Retour en 1939 et autres histoires de guerre
Avec la signature du pacte germano-soviétique de non-agression le 23 août 1939, les ententes se retournent. Le traité sonne le glas de tout espoir de paix
Le 23 août 1939, les lecteurs du Journal de Genève, comme le reste de l’Europe, apprenaient la signature du pacte de non-agression entre l’Allemagne nazie et l’Union soviétique. Une alliance inattendue, qui provoquera une grave crise internationale et rendra le début de la Seconde Guerre mondiale imminent… En 1969, F. J. McMahon revient du Vietnam. Il enregistrera, en Californie, un album au contenu sombre et chantera la fin des illusions de toute une époque.
Ala stupéfaction générale – certains diront «naïveté générale» –, qui justifie un énorme titre barrant toute la une du Journal de Genève du 23 août 1939, survient un des événements les plus importants du XXe siècle: le pacte germano-soviétique, officiellement traité de non-agression entre l’Allemagne et l’Union soviétique, qui est signé à Moscou. Le quotidien du bout du lac commente, non sans ironie: «Si, après tous les crimes qu’il a commis, Staline est encore capable de rire, il a dû passer» des moments «très gais au Kremlin».
Le Père des peuples vient d’assister en direct à la conclusion, qu’il a lui-même télécommandée, pour dix ans, de ces accords diplomatiques et militaires par les ministres des Affaires étrangères allemand, Joachim von Ribbentrop, et soviétique, Viatcheslav Molotov. Cette nouvelle alliance va conduire à une grave crise des relations internationales. Et au début de la Seconde Guerre mondiale une semaine plus tard. Le conflit est d’ores et déjà devenu inévitable, Londres et Paris l’ont bien compris.
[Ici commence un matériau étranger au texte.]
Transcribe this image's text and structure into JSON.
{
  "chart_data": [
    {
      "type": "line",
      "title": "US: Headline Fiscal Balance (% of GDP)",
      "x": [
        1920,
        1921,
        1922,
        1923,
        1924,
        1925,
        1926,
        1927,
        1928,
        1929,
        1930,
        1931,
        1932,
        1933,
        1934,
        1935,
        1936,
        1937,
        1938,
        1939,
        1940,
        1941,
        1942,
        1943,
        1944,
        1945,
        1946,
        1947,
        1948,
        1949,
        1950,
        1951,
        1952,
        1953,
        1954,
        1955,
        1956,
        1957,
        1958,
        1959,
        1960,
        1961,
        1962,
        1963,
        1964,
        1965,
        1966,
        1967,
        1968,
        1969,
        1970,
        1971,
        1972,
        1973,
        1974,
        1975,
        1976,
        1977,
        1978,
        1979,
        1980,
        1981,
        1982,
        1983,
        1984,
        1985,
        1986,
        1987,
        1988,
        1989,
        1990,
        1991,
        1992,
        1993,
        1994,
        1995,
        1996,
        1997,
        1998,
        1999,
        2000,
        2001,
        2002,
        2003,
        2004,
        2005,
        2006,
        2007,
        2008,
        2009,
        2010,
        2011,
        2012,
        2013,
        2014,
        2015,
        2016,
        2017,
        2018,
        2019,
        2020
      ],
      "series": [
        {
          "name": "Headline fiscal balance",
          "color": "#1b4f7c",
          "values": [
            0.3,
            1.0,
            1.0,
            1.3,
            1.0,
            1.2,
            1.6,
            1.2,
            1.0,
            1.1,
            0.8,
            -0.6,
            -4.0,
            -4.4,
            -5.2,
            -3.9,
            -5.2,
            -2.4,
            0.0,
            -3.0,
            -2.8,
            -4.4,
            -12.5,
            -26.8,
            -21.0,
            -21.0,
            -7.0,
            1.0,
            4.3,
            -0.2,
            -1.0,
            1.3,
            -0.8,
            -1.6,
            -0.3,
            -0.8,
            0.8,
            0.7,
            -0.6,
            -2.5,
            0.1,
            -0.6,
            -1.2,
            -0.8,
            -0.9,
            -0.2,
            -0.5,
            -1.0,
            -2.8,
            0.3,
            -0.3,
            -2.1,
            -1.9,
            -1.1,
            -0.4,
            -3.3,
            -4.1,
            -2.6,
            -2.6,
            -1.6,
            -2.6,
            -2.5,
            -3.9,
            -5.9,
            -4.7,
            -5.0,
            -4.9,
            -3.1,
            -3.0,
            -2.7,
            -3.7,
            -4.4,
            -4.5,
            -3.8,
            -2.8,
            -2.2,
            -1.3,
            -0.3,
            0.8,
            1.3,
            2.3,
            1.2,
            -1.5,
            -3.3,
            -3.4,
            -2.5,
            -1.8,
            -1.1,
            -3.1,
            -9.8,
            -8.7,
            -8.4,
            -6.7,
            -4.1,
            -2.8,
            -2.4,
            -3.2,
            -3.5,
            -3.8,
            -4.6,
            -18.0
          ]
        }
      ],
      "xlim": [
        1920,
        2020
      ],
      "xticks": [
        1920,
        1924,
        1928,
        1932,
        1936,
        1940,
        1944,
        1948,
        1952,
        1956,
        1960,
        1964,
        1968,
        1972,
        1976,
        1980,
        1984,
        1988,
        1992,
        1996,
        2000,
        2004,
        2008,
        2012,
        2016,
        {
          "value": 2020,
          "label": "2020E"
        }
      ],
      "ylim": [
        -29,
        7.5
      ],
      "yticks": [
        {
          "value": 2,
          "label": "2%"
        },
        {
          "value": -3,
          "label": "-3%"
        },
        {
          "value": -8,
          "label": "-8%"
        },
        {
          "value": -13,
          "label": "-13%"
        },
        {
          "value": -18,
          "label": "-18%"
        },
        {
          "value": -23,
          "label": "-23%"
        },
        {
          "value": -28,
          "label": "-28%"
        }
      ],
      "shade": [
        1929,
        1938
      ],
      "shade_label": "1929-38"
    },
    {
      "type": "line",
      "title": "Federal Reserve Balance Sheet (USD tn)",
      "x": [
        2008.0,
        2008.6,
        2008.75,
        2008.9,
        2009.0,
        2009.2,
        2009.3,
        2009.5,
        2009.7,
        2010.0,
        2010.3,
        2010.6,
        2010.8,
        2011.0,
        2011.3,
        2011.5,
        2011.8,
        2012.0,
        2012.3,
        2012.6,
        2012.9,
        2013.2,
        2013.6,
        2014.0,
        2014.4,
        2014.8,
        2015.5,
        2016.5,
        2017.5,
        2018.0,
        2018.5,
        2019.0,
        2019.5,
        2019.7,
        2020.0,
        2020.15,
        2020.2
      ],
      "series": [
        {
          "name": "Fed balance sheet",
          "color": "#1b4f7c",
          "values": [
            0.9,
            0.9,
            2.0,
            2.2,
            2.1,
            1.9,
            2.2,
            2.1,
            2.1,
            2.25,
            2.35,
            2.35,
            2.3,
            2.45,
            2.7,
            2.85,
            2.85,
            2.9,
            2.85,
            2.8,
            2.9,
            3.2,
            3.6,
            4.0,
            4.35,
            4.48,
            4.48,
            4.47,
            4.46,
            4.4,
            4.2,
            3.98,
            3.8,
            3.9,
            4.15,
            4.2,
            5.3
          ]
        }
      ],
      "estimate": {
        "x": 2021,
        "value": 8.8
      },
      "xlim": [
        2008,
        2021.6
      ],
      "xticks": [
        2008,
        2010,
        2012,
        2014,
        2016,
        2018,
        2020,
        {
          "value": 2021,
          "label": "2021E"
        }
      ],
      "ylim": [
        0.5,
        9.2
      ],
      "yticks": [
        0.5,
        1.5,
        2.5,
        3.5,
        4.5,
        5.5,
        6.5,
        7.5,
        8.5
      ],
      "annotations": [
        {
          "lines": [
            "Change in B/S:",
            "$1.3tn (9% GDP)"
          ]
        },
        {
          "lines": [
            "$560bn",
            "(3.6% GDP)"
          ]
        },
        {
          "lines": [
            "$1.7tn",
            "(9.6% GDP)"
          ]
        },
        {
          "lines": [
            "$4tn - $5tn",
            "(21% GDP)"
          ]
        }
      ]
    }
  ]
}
Et la morale dans tout ça?
Le Journal s’en indigne donc logiquement. Il fustige «la duplicité d’une Puissance qui, depuis des semaines, jetait feu et flammes contre un accord éventuel des Puissances d’Occident avec un régime de honte et de destruction [le IIIe Reich], et qui, simultanément, traitait dans l’ombre avec les mêmes démolisseurs de la civilisation afin de retirer, elle, les profits de l’opération. […] La carte diplomatique de l’Europe s’est complètement transformée», l’équilibre est rompu, «dans l’Orient de l’Europe, au profit des Etats totalitaires et au détriment des Etats démocratiques», car «les dictateurs, qu’ils soient de droite ou de gauche, se réunissent dans le même camp».
C’est qu’aux yeux de la Gazette de Lausanne, le régime soviétique «ignore la morale, si hésitante soit-elle, en diplomatie. Le grand Lénine a dit lui-même que, pour démolir les sociétés capitalistes et assurer l’avènement du collectivisme, tous les moyens étaient bons. Ceux qui n’ont pas retenu cela en sont pour leurs frais.» Le quotidien vaudois dit pourtant n’avoir «aucune preuve» de la duplicité supposée des bolcheviques, mais il est pour lui «hors de doute que le gouvernement de Berlin a été tenu au courant des entretiens de Moscou» avec Londres et Paris, notamment, qui avaient précédé ce pacte germano-soviétique et au cours desquels aucune solution d’alliance contre l’axe Berlin-Rome-Tokyo n’avait pu être trouvée à la satisfaction de toutes les parties.
Le IIIe Reich «à couvert»
Des pourparlers où il n’y avait d’ailleurs «rien de compromettant, […] restés dans le vague, sans résultat aucun». Plombés par les Accords de Munich de septembre 1938 et le lâchage de la Tchécoslovaquie, après lesquels Staline a vu ses soupçons renforcés vis-à-vis d’Occidentaux qui semblaient vouloir détourner vers l’Est les appétits de conquête d’Hitler. En plus, dès le printemps 1939, tout se complique avec les revendications du Führer sur la Pologne et en particulier sur la cité-Etat libre de Dantzig (LT du 01.07.2019), dont le «couloir» assure à Varsovie un accès à la mer mais présente l’inconvénient pour les Allemands de séparer la Prusse-Orientale du reste de leur pays.
Le pacte met ainsi le IIIe Reich «à couvert», selon l’expression du Journal de Genève. Hitler, débarrassé de la crainte d’avoir à combattre sur deux fronts, envahit la Pologne le 1er septembre. La guerre de 39-45 durera six années et un jour. Mais le 22 juin 1941, l’alliance de Moscou avec les nazis prendra prématurément fin lorsque Hitler décide d’attaquer l’URSS, déclenchant un nouveau retournement: l’Union soviétique rejoint le camp allié.